Wizualnie telefon nie odróżnia się za bardzo od iPhone’a 8. I nic w tym dziwnego – według niemal wszystkich przecieków, nowy budżetowiec ma wyglądać właśnie niemal identycznie, jak ostatni w ofercie Apple iPhone z szerokimi ramkami wokół ekranu i przyciskiem Home z Touch ID.
Zdecydowanie inne mają być jednak jego podzespoły, w tym głównie procesor – iPhone 9/SE 2 ma być wyposażony w najnowszy chip A13 Bionic, czego nie zapomniał uwzględnić autor konceptu.

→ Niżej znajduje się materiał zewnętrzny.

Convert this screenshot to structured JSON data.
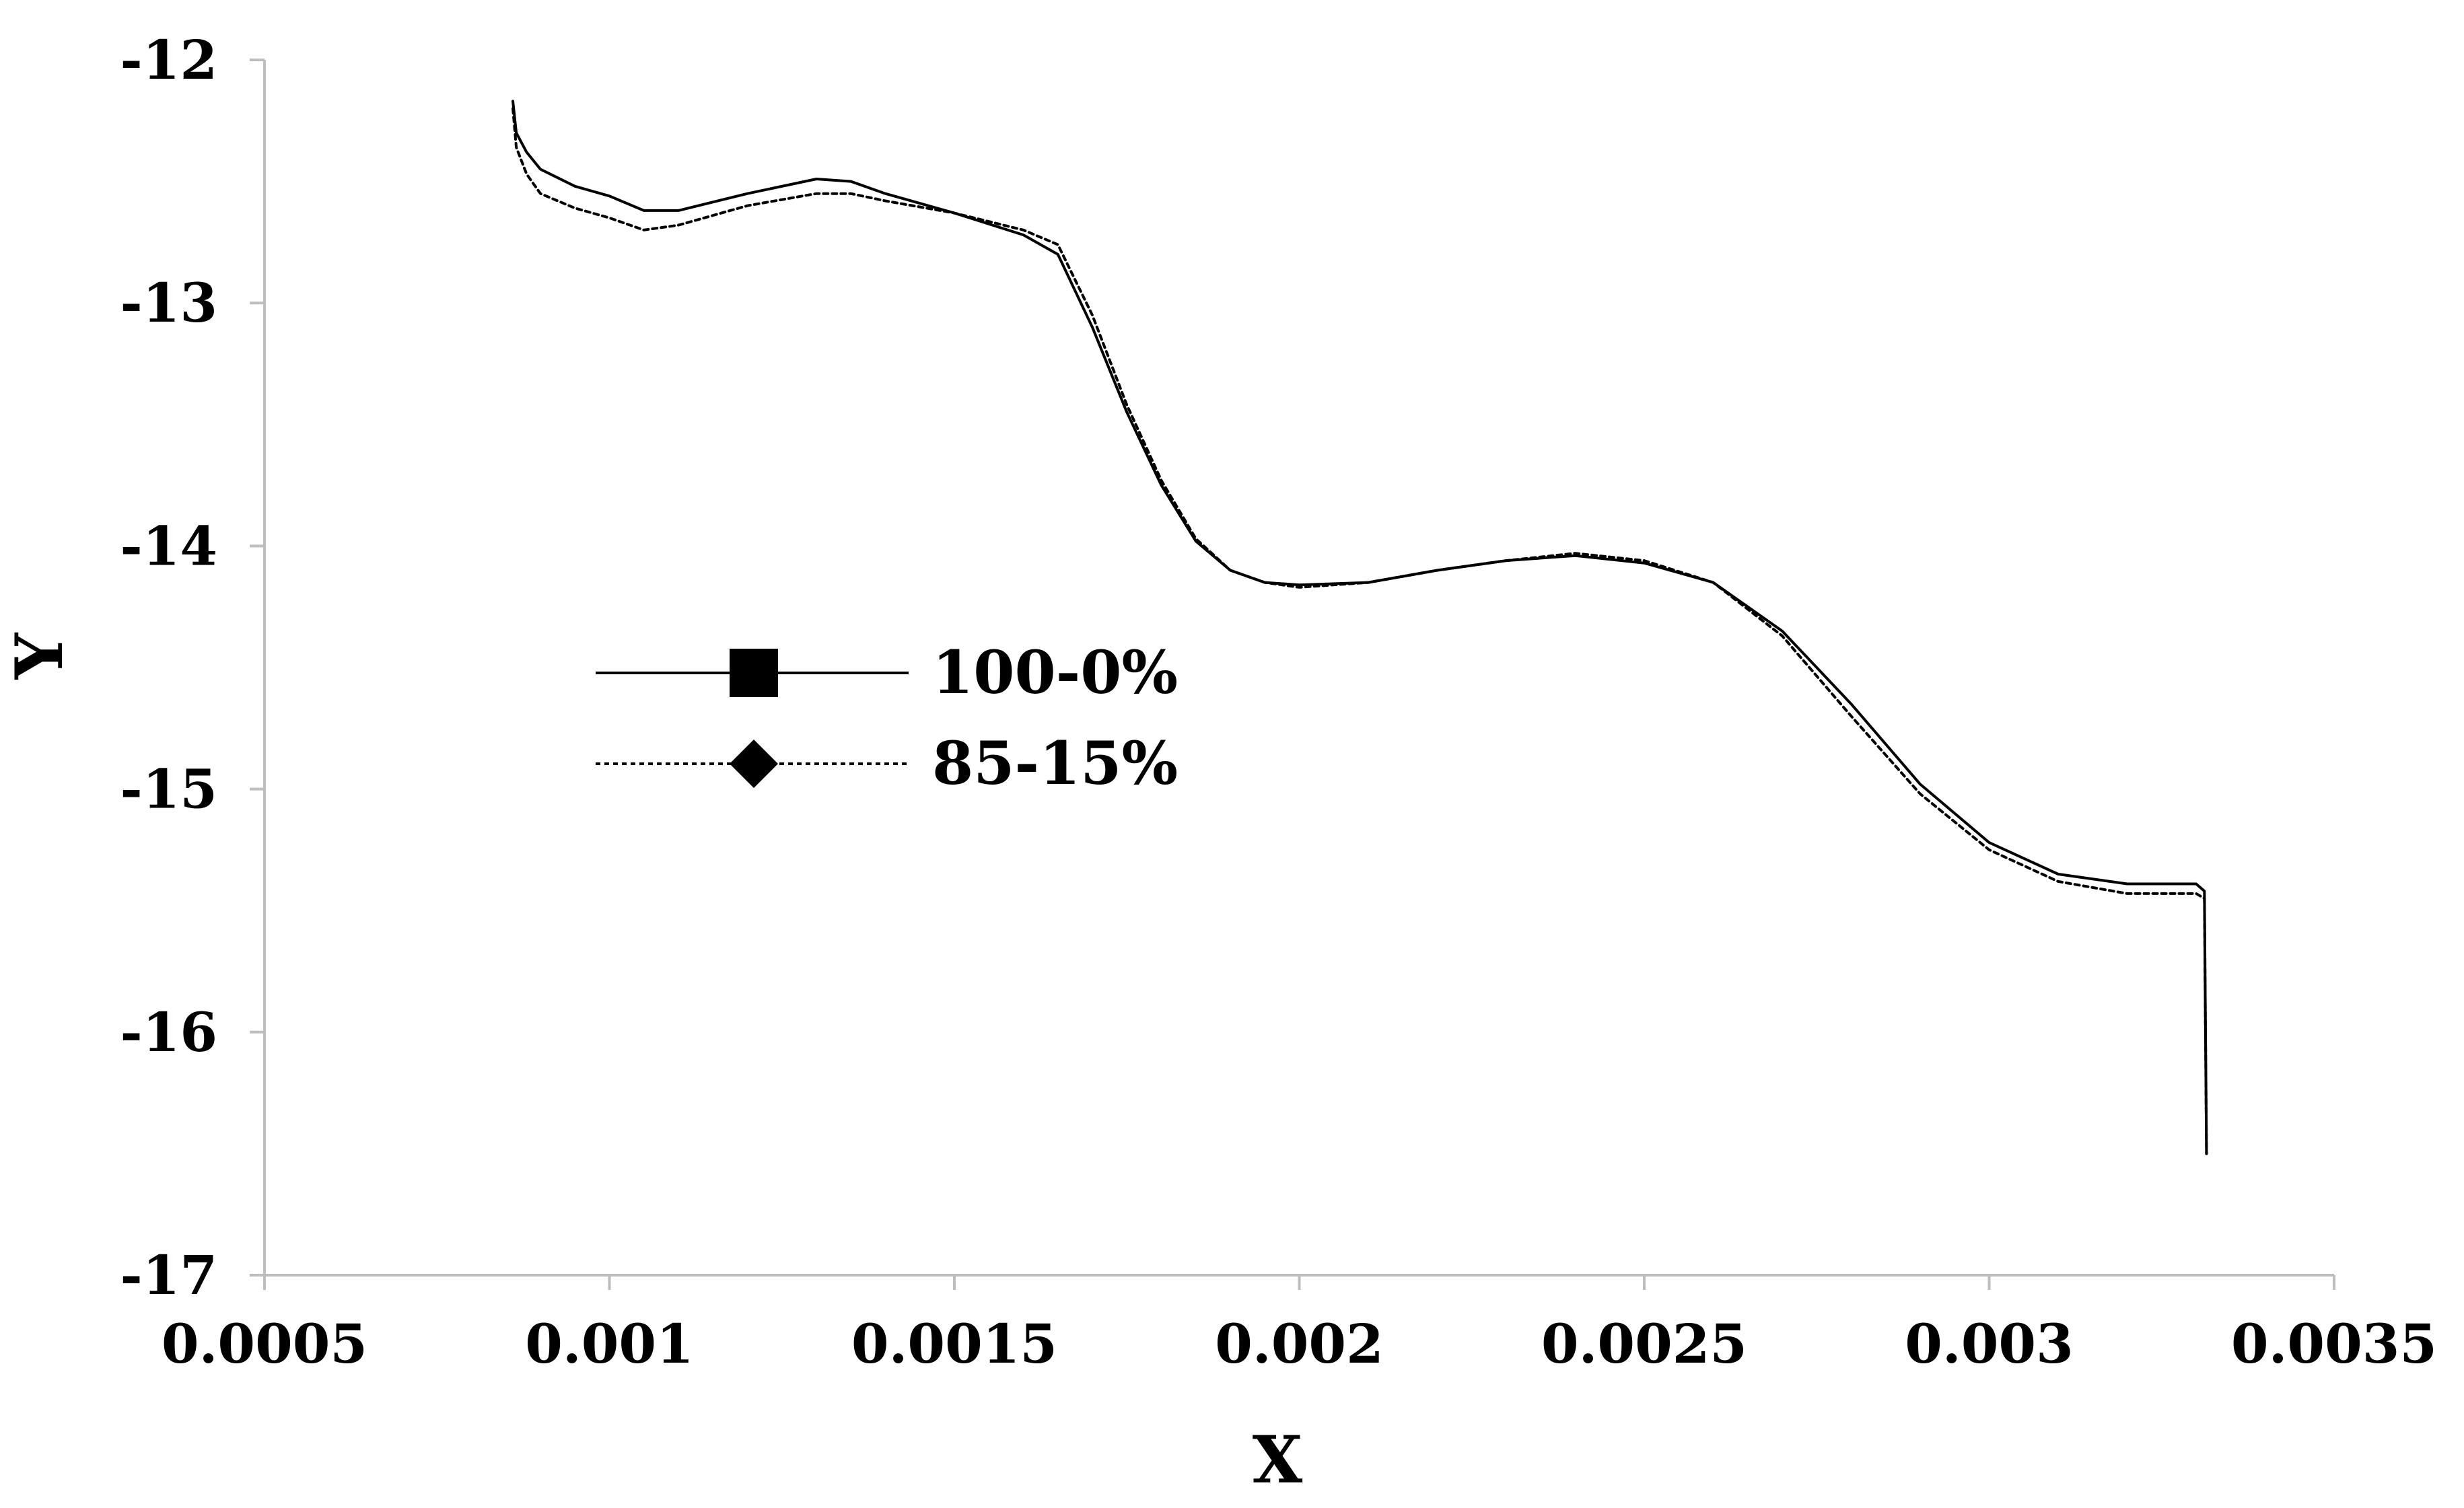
{
  "chart_data": {
    "type": "line",
    "title": "",
    "xlabel": "X",
    "ylabel": "Y",
    "xlim": [
      0.0005,
      0.0035
    ],
    "ylim": [
      -17,
      -12
    ],
    "x_ticks": [
      0.0005,
      0.001,
      0.0015,
      0.002,
      0.0025,
      0.003,
      0.0035
    ],
    "x_tick_labels": [
      "0.0005",
      "0.001",
      "0.0015",
      "0.002",
      "0.0025",
      "0.003",
      "0.0035"
    ],
    "y_ticks": [
      -12,
      -13,
      -14,
      -15,
      -16,
      -17
    ],
    "y_tick_labels": [
      "-12",
      "-13",
      "-14",
      "-15",
      "-16",
      "-17"
    ],
    "grid": false,
    "legend_position": "center-left",
    "series": [
      {
        "name": "100-0%",
        "line_style": "solid",
        "marker": "square",
        "color": "#000000",
        "points": [
          [
            0.00086,
            -12.17
          ],
          [
            0.000865,
            -12.3
          ],
          [
            0.00088,
            -12.38
          ],
          [
            0.0009,
            -12.45
          ],
          [
            0.00095,
            -12.52
          ],
          [
            0.001,
            -12.56
          ],
          [
            0.00105,
            -12.62
          ],
          [
            0.0011,
            -12.62
          ],
          [
            0.0012,
            -12.55
          ],
          [
            0.0013,
            -12.49
          ],
          [
            0.00135,
            -12.5
          ],
          [
            0.0014,
            -12.55
          ],
          [
            0.0015,
            -12.63
          ],
          [
            0.0016,
            -12.72
          ],
          [
            0.00165,
            -12.8
          ],
          [
            0.0017,
            -13.1
          ],
          [
            0.00175,
            -13.45
          ],
          [
            0.0018,
            -13.75
          ],
          [
            0.00185,
            -13.98
          ],
          [
            0.0019,
            -14.1
          ],
          [
            0.00195,
            -14.15
          ],
          [
            0.002,
            -14.16
          ],
          [
            0.0021,
            -14.15
          ],
          [
            0.0022,
            -14.1
          ],
          [
            0.0023,
            -14.06
          ],
          [
            0.0024,
            -14.04
          ],
          [
            0.0025,
            -14.07
          ],
          [
            0.0026,
            -14.15
          ],
          [
            0.0027,
            -14.35
          ],
          [
            0.0028,
            -14.65
          ],
          [
            0.0029,
            -14.98
          ],
          [
            0.003,
            -15.22
          ],
          [
            0.0031,
            -15.35
          ],
          [
            0.0032,
            -15.39
          ],
          [
            0.0033,
            -15.39
          ],
          [
            0.003312,
            -15.42
          ],
          [
            0.003315,
            -16.5
          ]
        ]
      },
      {
        "name": "85-15%",
        "line_style": "dotted",
        "marker": "diamond",
        "color": "#000000",
        "points": [
          [
            0.00086,
            -12.2
          ],
          [
            0.000865,
            -12.36
          ],
          [
            0.00088,
            -12.47
          ],
          [
            0.0009,
            -12.55
          ],
          [
            0.00095,
            -12.61
          ],
          [
            0.001,
            -12.65
          ],
          [
            0.00105,
            -12.7
          ],
          [
            0.0011,
            -12.68
          ],
          [
            0.0012,
            -12.6
          ],
          [
            0.0013,
            -12.55
          ],
          [
            0.00135,
            -12.55
          ],
          [
            0.0014,
            -12.58
          ],
          [
            0.0015,
            -12.63
          ],
          [
            0.0016,
            -12.7
          ],
          [
            0.00165,
            -12.76
          ],
          [
            0.0017,
            -13.05
          ],
          [
            0.00175,
            -13.42
          ],
          [
            0.0018,
            -13.73
          ],
          [
            0.00185,
            -13.97
          ],
          [
            0.0019,
            -14.1
          ],
          [
            0.00195,
            -14.15
          ],
          [
            0.002,
            -14.17
          ],
          [
            0.0021,
            -14.15
          ],
          [
            0.0022,
            -14.1
          ],
          [
            0.0023,
            -14.06
          ],
          [
            0.0024,
            -14.03
          ],
          [
            0.0025,
            -14.06
          ],
          [
            0.0026,
            -14.15
          ],
          [
            0.0027,
            -14.37
          ],
          [
            0.0028,
            -14.7
          ],
          [
            0.0029,
            -15.02
          ],
          [
            0.003,
            -15.25
          ],
          [
            0.0031,
            -15.38
          ],
          [
            0.0032,
            -15.43
          ],
          [
            0.0033,
            -15.43
          ],
          [
            0.003312,
            -15.45
          ],
          [
            0.003315,
            -16.5
          ]
        ]
      }
    ]
  }
}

W zgodzie z większością doniesień jest też przekonanie autora, że telefon będzie posiadał pojedynczą, ale znacznie ulepszoną względem iPhone’a 8 tylną kamerę – prawdopodobnie coś pomiędzy aparatem iPhone’a XR i iPhone’a 11.
Twórca konceptu pokazuje też, jak nowy budżetowy iPhone wyglądałby w kolorze czarnym, białym, (PRODUCT)RED i znanym z iPhone’a 7 – jet black (onyks).
Cena jego zdaniem będzie wynosiła jedynie 399 dol., co również pokrywa się z przeciekami na temat tego modelu.